Looks like if the registry_cache has some corrupt files overlaybd fails to create image.
logs below
2023/07/13 07:02:37|ERROR|th=00007FE4F37F9F80|/src/src/overlaybd/lsmt/file.cpp:1159|verify_ht:header magic/type don't match
2023/07/13 07:02:37|ERROR|th=00007FE4F37F9F80|/src/src/overlaybd/lsmt/file.cpp:1553|do_parallel_load_index:failed to load index from 32-th file
2023/07/13 07:02:37|ERROR|th=00007FE5D1B53B00|/src/src/overlaybd/lsmt/file.cpp:1581|load_merge_index:load index failed.
2023/07/13 07:02:37|ERROR|th=00007FE5D1B53B00|/src/src/image_file.cpp:346|open_lowers:LSMT::open_files_ro(files, 76, 1) return NULL
2023/07/13 07:02:37|ERROR|th=00007FE5D1B53B00|/src/src/image_file.cpp:470|init_image_file:open lower layer failed.
2023/07/13 07:02:37|ERROR|th=00007FE5D1B53B00|/src/src/main.cpp:302|dev_open:create image file failed
2023/07/13 07:02:37|ERROR|th=00007FE5D1B53B00|/src/build/_deps/tcmu-src/libtcmu.cpp:605|device_add:handler open failed for uio3
Looks like it would be good to have logic to delete the file and retry?
What did you expect to happen?
Recover by deleting the file and redownloading.
How can we reproduce it?
- Start a container on overlaybd.
- Corrupt the registry_cache files by writing junk to it
- observe the container doesn't start anymore.
What is the version of your Overlaybd?
0.5.3-1.
What is your OS environment?
Ubuntu 20.04
Are you willing to submit PRs to fix it?
- Yes, I am willing to fix it.
@simha-db By now the only the zfile level has implemented a mechanism to evict corrupted data. One is on opening a zfile, if error occurs loading zfile jumptable, all file will be evicted. The other is when crc verification fails, the failed block will be evicted. Of course, that doesn't cover every scenario, any enhancements and fixes are welcome.
Ah ok - so the validation done is the same as the what i would get if i run
overlaybd-zfile --verify -t -x layerfile
?
@liulanzheng @BigVan if any block of the Overlaybd blob is corrupted, will overlaybd-zfile --verify -t -x layerfile
be able to identify the corruption?
Also @BigVan do we know how fast the the validation of overlaybd-zfile --verify
, is it faster than CRC32?
Also @BigVan do we know how fast the the validation of
overlaybd-zfile --verify
, is it faster than CRC32?
No, it just read the whole file and check the crc32 for each compressed block.
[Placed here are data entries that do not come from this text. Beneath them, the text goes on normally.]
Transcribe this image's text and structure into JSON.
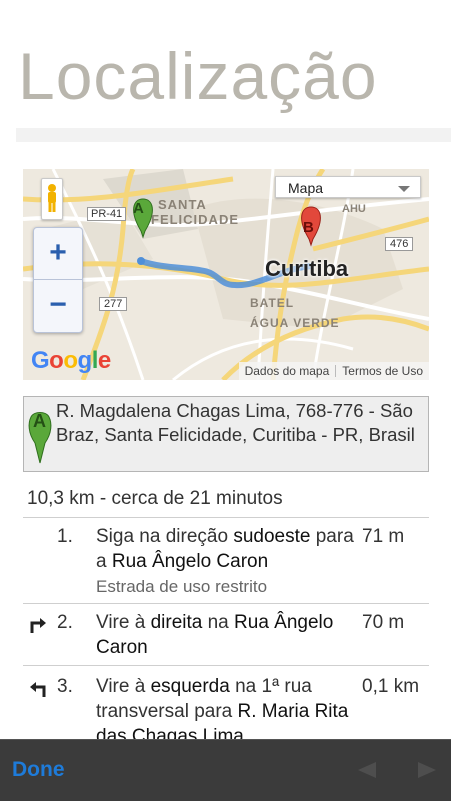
{
  "page": {
    "title": "Localização"
  },
  "map": {
    "type_selector": "Mapa",
    "zoom_in": "+",
    "zoom_out": "−",
    "footer_data": "Dados do mapa",
    "footer_terms": "Termos de Uso",
    "labels": {
      "santa": "SANTA",
      "felicidade": "FELICIDADE",
      "curitiba": "Curitiba",
      "batel": "BATEL",
      "agua_verde": "ÁGUA VERDE",
      "ahu": "AHU",
      "pr41": "PR-41",
      "r277": "277",
      "r476": "476"
    },
    "marker_a": "A",
    "marker_b": "B",
    "logo": "Google",
    "colors": {
      "route": "#4f8fd8",
      "marker_a": "#5aa83a",
      "marker_b": "#e2483b",
      "road_major": "#f5d67a"
    }
  },
  "address": {
    "marker": "A",
    "text": "R. Magdalena Chagas Lima, 768-776 - São Braz, Santa Felicidade, Curitiba - PR, Brasil"
  },
  "summary": "10,3 km - cerca de 21 minutos",
  "steps": [
    {
      "number": "1.",
      "text_a": "Siga na direção ",
      "bold_a": "sudoeste",
      "text_b": " para a ",
      "bold_b": "Rua Ângelo Caron",
      "note": "Estrada de uso restrito",
      "distance": "71 m",
      "icon": "none"
    },
    {
      "number": "2.",
      "text_a": "Vire à ",
      "bold_a": "direita",
      "text_b": " na ",
      "bold_b": "Rua Ângelo Caron",
      "note": "",
      "distance": "70 m",
      "icon": "turn-right-icon"
    },
    {
      "number": "3.",
      "text_a": "Vire à ",
      "bold_a": "esquerda",
      "text_b": " na 1ª rua transversal para ",
      "bold_b": "R. Maria Rita das Chagas Lima",
      "note": "",
      "distance": "0,1 km",
      "icon": "turn-left-icon"
    }
  ],
  "toolbar": {
    "done": "Done",
    "back_icon": "back-arrow-icon",
    "forward_icon": "forward-arrow-icon"
  }
}
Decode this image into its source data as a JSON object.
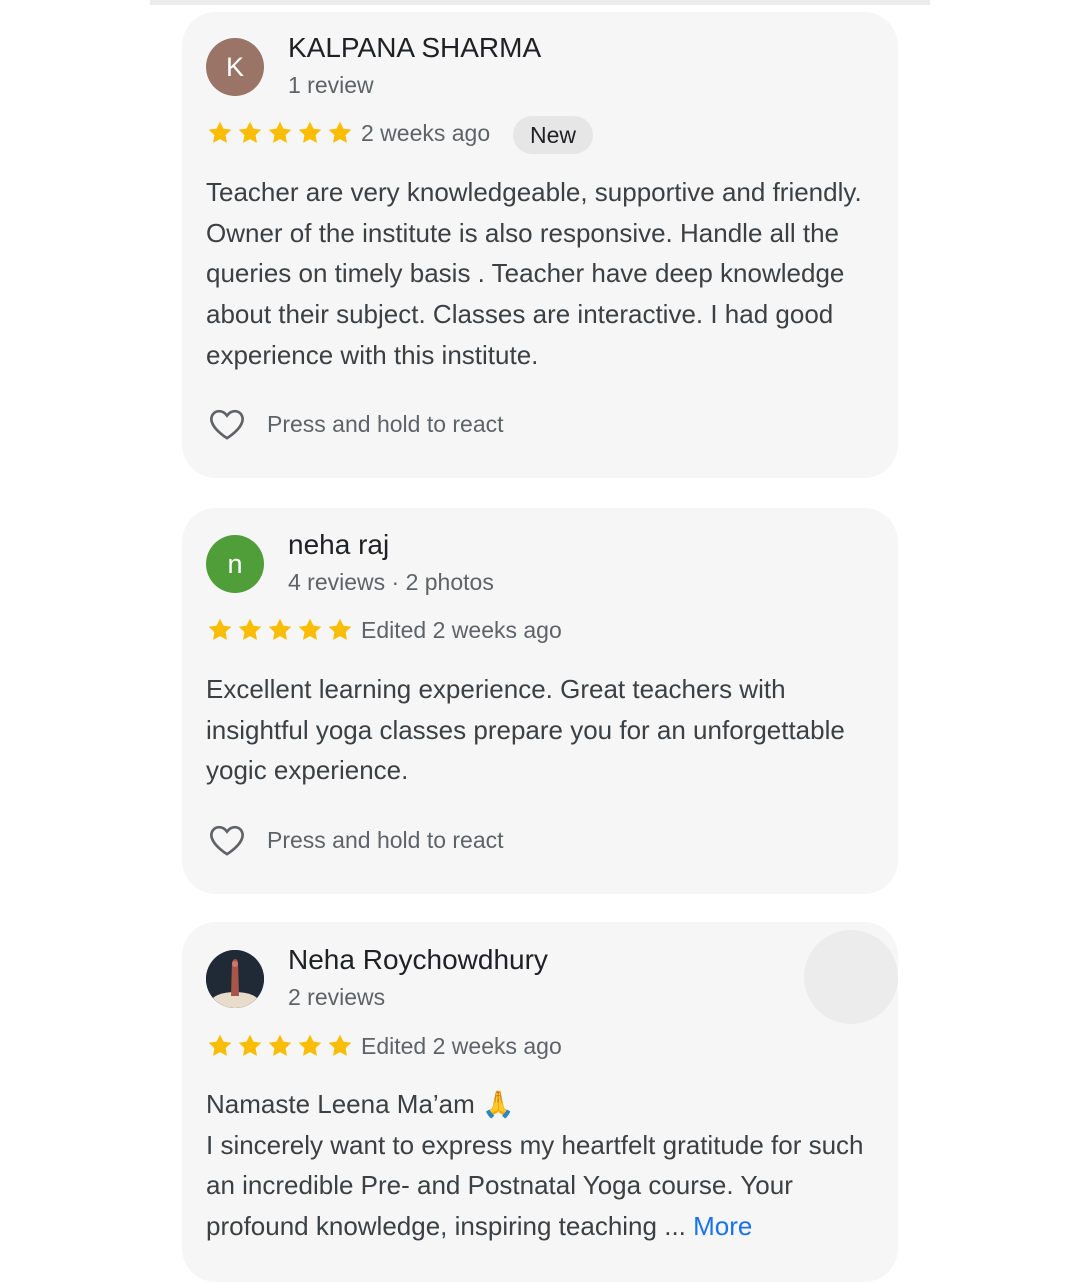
{
  "reviews": [
    {
      "avatar_letter": "K",
      "avatar_color": "#9a7567",
      "name": "KALPANA SHARMA",
      "meta": "1 review",
      "rating": 5,
      "time": "2 weeks ago",
      "badge": "New",
      "text": "Teacher are very knowledgeable, supportive and friendly. Owner of the institute is also responsive. Handle all the queries on timely basis . Teacher have deep knowledge about their subject. Classes are interactive. I had good experience with this institute.",
      "react_label": "Press and hold to react"
    },
    {
      "avatar_letter": "n",
      "avatar_color": "#4f9e3a",
      "name": "neha raj",
      "meta": "4 reviews · 2 photos",
      "rating": 5,
      "time": "Edited 2 weeks ago",
      "text": "Excellent learning experience. Great teachers with insightful yoga classes prepare you for an unforgettable yogic experience.",
      "react_label": "Press and hold to react"
    },
    {
      "avatar_icon": "profile-photo",
      "name": "Neha Roychowdhury",
      "meta": "2 reviews",
      "rating": 5,
      "time": "Edited 2 weeks ago",
      "text_line1": "Namaste Leena Ma’am 🙏",
      "text_rest": "I sincerely want to express my heartfelt gratitude for such an incredible Pre- and Postnatal Yoga course. Your profound knowledge, inspiring teaching",
      "ellipsis": "...",
      "more_label": "More"
    }
  ],
  "colors": {
    "star": "#fbbc04",
    "link": "#1a73e8",
    "card_bg": "#f6f6f6"
  }
}
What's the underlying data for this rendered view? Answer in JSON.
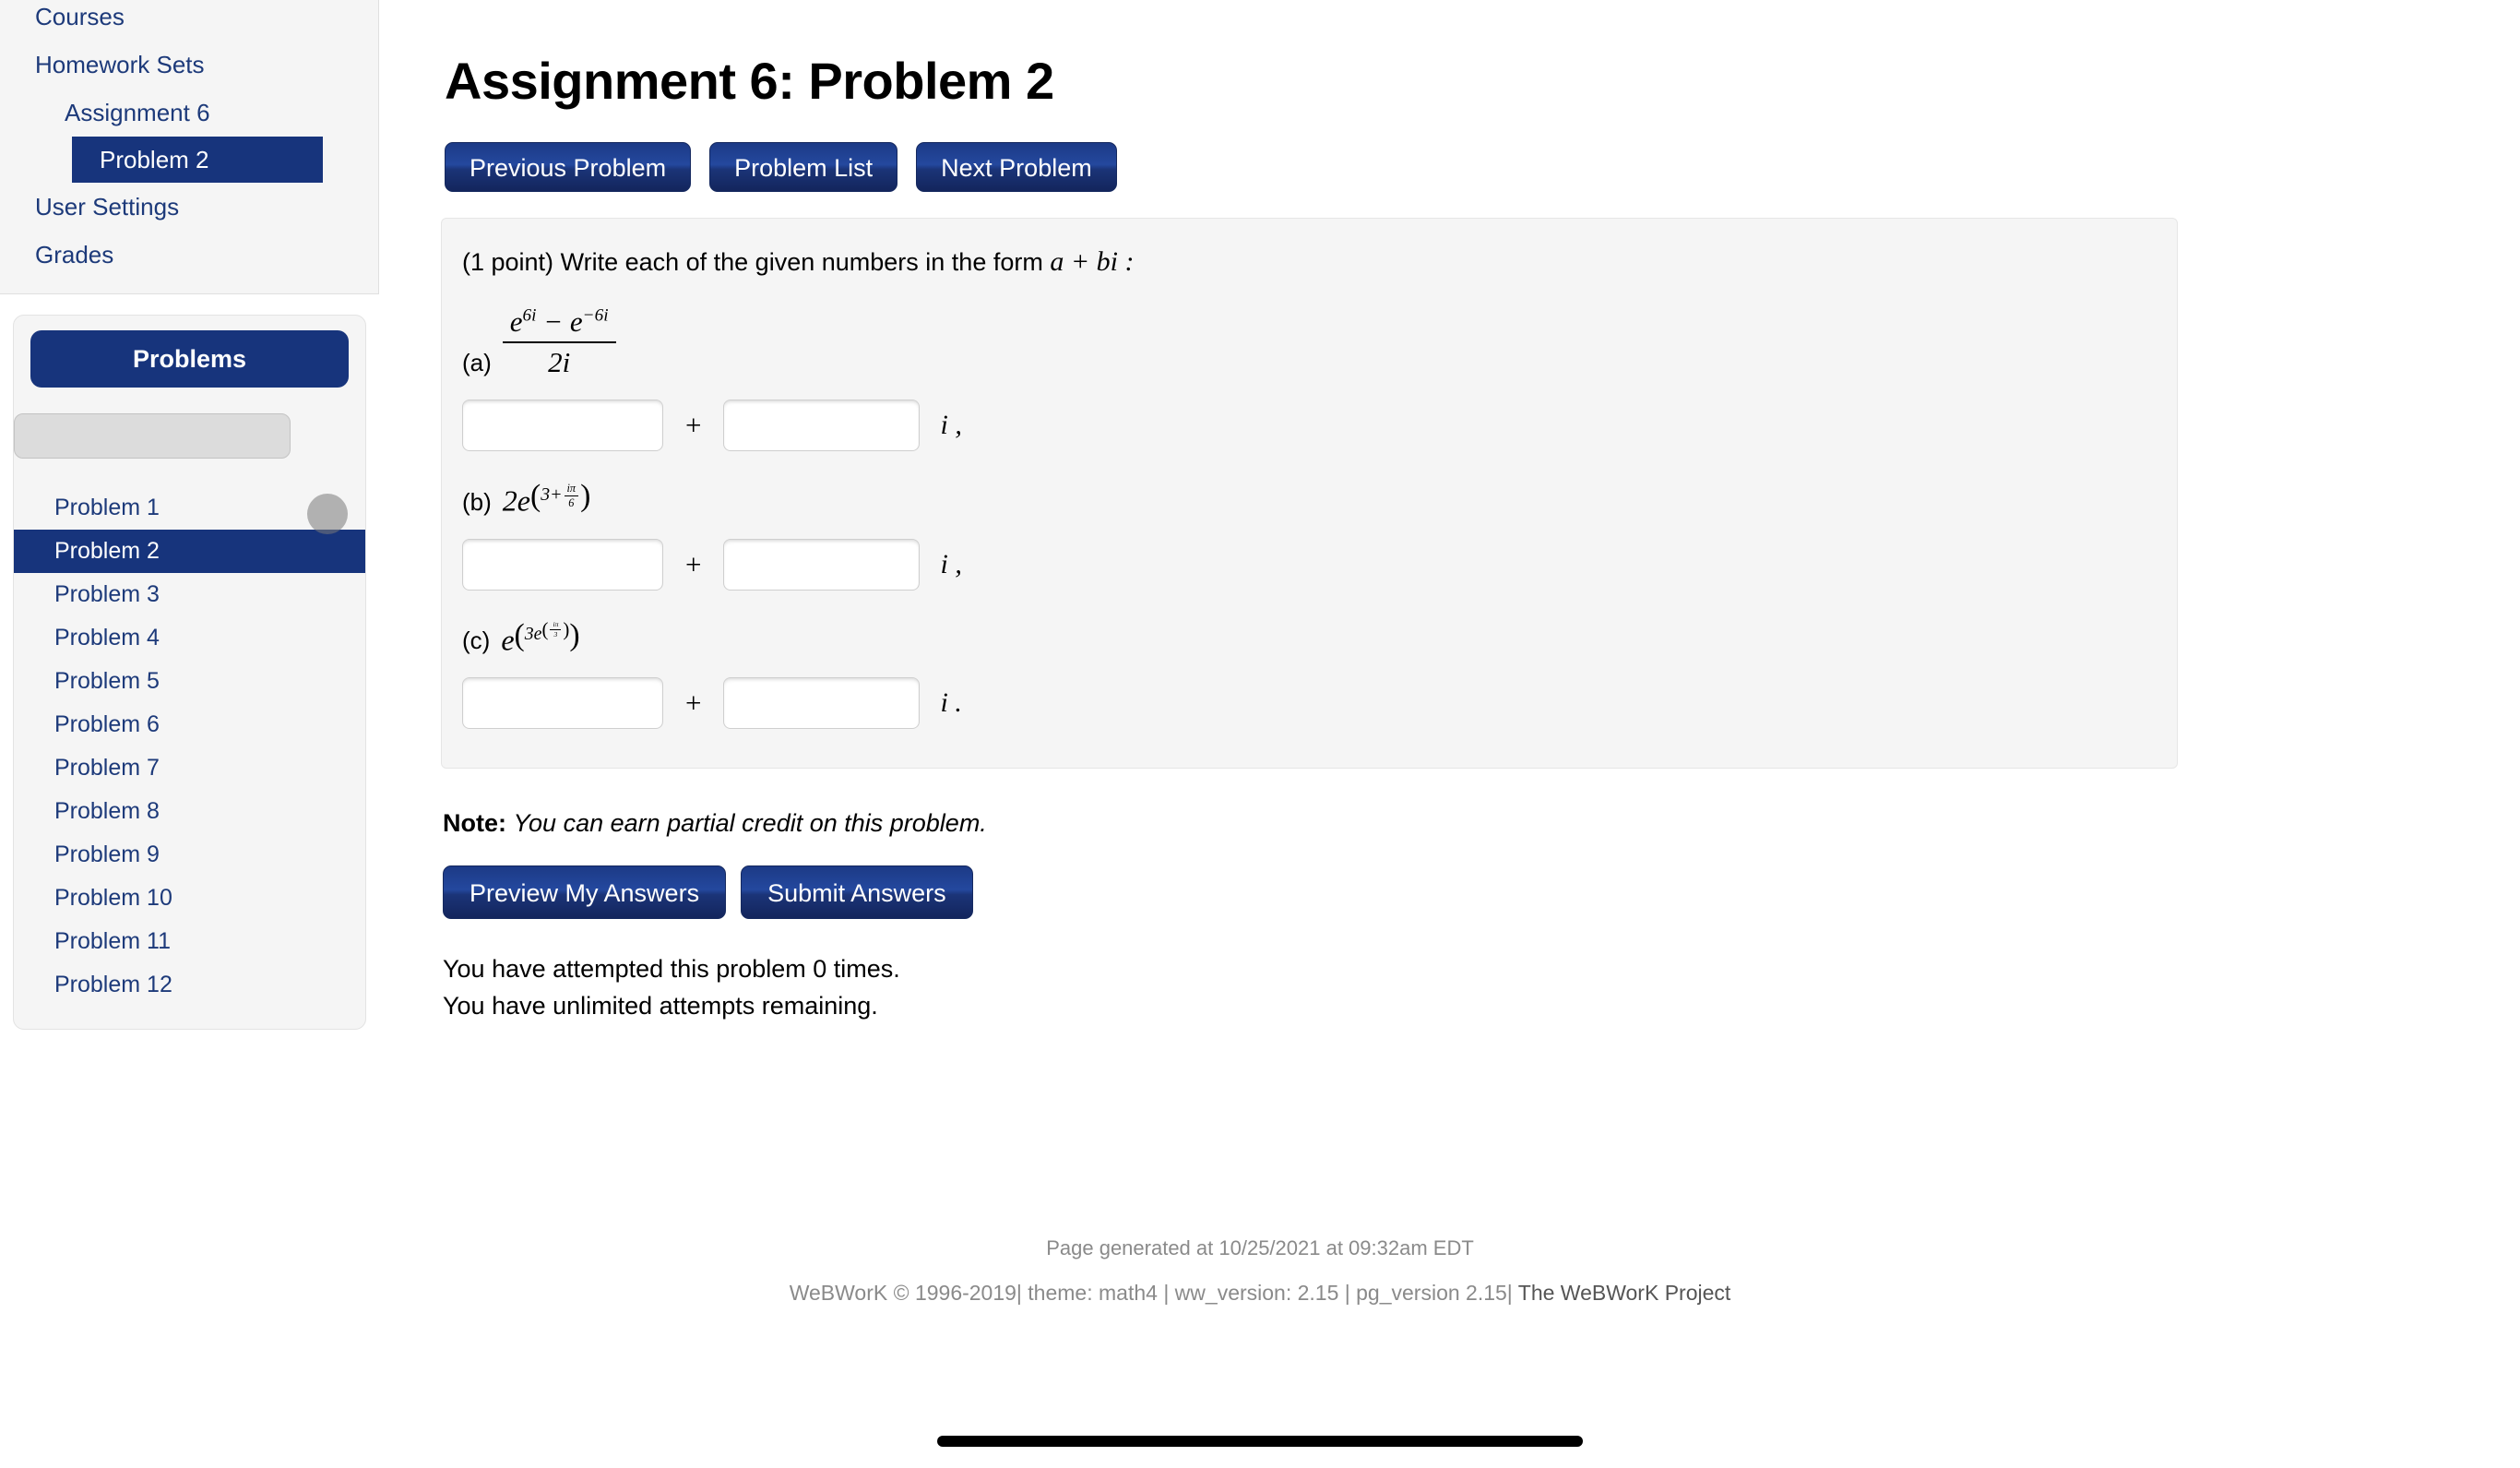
{
  "sidebar": {
    "nav": [
      {
        "label": "Courses",
        "level": 1,
        "active": false
      },
      {
        "label": "Homework Sets",
        "level": 1,
        "active": false
      },
      {
        "label": "Assignment 6",
        "level": 2,
        "active": false
      },
      {
        "label": "Problem 2",
        "level": 3,
        "active": true
      },
      {
        "label": "User Settings",
        "level": 1,
        "active": false
      },
      {
        "label": "Grades",
        "level": 1,
        "active": false
      }
    ],
    "problems_panel": {
      "header": "Problems",
      "search_value": "",
      "items": [
        {
          "label": "Problem 1",
          "active": false
        },
        {
          "label": "Problem 2",
          "active": true
        },
        {
          "label": "Problem 3",
          "active": false
        },
        {
          "label": "Problem 4",
          "active": false
        },
        {
          "label": "Problem 5",
          "active": false
        },
        {
          "label": "Problem 6",
          "active": false
        },
        {
          "label": "Problem 7",
          "active": false
        },
        {
          "label": "Problem 8",
          "active": false
        },
        {
          "label": "Problem 9",
          "active": false
        },
        {
          "label": "Problem 10",
          "active": false
        },
        {
          "label": "Problem 11",
          "active": false
        },
        {
          "label": "Problem 12",
          "active": false
        }
      ]
    }
  },
  "main": {
    "title": "Assignment 6: Problem 2",
    "nav_buttons": [
      {
        "label": "Previous Problem"
      },
      {
        "label": "Problem List"
      },
      {
        "label": "Next Problem"
      }
    ],
    "prompt": {
      "points": "(1 point)",
      "text": "Write each of the given numbers in the form",
      "form": "a + bi",
      "colon": ":"
    },
    "parts": [
      {
        "label": "(a)",
        "expression_tex": "(e^{6i} - e^{-6i}) / (2i)",
        "numerator_base1": "e",
        "numerator_exp1": "6i",
        "numerator_op": "−",
        "numerator_base2": "e",
        "numerator_exp2": "−6i",
        "denominator": "2i",
        "real_value": "",
        "imag_value": "",
        "plus": "+",
        "suffix": "i ,"
      },
      {
        "label": "(b)",
        "expression_tex": "2e^{(3 + i\\pi/6)}",
        "coefficient": "2e",
        "exp_lead": "3+",
        "exp_frac_num": "iπ",
        "exp_frac_den": "6",
        "real_value": "",
        "imag_value": "",
        "plus": "+",
        "suffix": "i ,"
      },
      {
        "label": "(c)",
        "expression_tex": "e^{(3e^{(i\\pi/3)})}",
        "base": "e",
        "inner_coefficient": "3e",
        "inner_frac_num": "iπ",
        "inner_frac_den": "3",
        "real_value": "",
        "imag_value": "",
        "plus": "+",
        "suffix": "i ."
      }
    ],
    "note": {
      "label": "Note:",
      "text": "You can earn partial credit on this problem."
    },
    "action_buttons": [
      {
        "label": "Preview My Answers"
      },
      {
        "label": "Submit Answers"
      }
    ],
    "attempts": {
      "line1": "You have attempted this problem 0 times.",
      "line2": "You have unlimited attempts remaining."
    }
  },
  "footer": {
    "generated": "Page generated at 10/25/2021 at 09:32am EDT",
    "copyright": "WeBWorK © 1996-2019| theme: math4 | ww_version: 2.15 | pg_version 2.15|",
    "project_link": "The WeBWorK Project"
  },
  "colors": {
    "accent_navy": "#17347c",
    "link_blue": "#1d3a7a",
    "panel_gray": "#f5f5f5"
  }
}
@liulanzheng @BigVan if any block of the Overlaybd blob is corrupted, will
overlaybd-zfile --verify -t -x layerfile
be able to identify the corruption?
'overlaybd-zfile' will print the block_id which mismatch its checksum, like:
2023/07/25 15:27:09|ERROR|th=0000562F26E92DE0|/root/work/dadi/overlaybd/src/overlaybd/zfile/zfile.cpp:934|zfile_validation_check:crc check error in block 132240
and exit the program with non-zero code.
Thanks @BigVan for the quick reply. Do we know how much time the verification would take for a 10GB (or some other layer size) to verify? Also is it possible to verify these blocks with multiple threads?
@BigVan could you clarify the following scenarios?
Some background context: we download Overlaybd image blob layers by chunks concurrently and put them into registry_cache.
- If some part of a downloaded layer blob is corrupted, but by the time process start the corrupted data is not required, will the process still be able to start up correctly?
- Assuming 1. is true, during application execution, if process reads the corrupted data, will this cause unexpected application errors?
- If we call zfile verify after a blob is downloaded, will it be able to detect the corruption and return error?
Our goal is to ensure that we could call the zfile verify to identify any corruption in blob and fail at the container create time instead of causing unexpected application error.
- the corrupted data will not affect the container startup.
- overlaybd will try to evict the corrupted chunk and download this part of data from registry
- yes. as i mentioned before, overlaybd-zfile --verify will print the corrupted block data id and exit a non-zero code.
#239 (comment)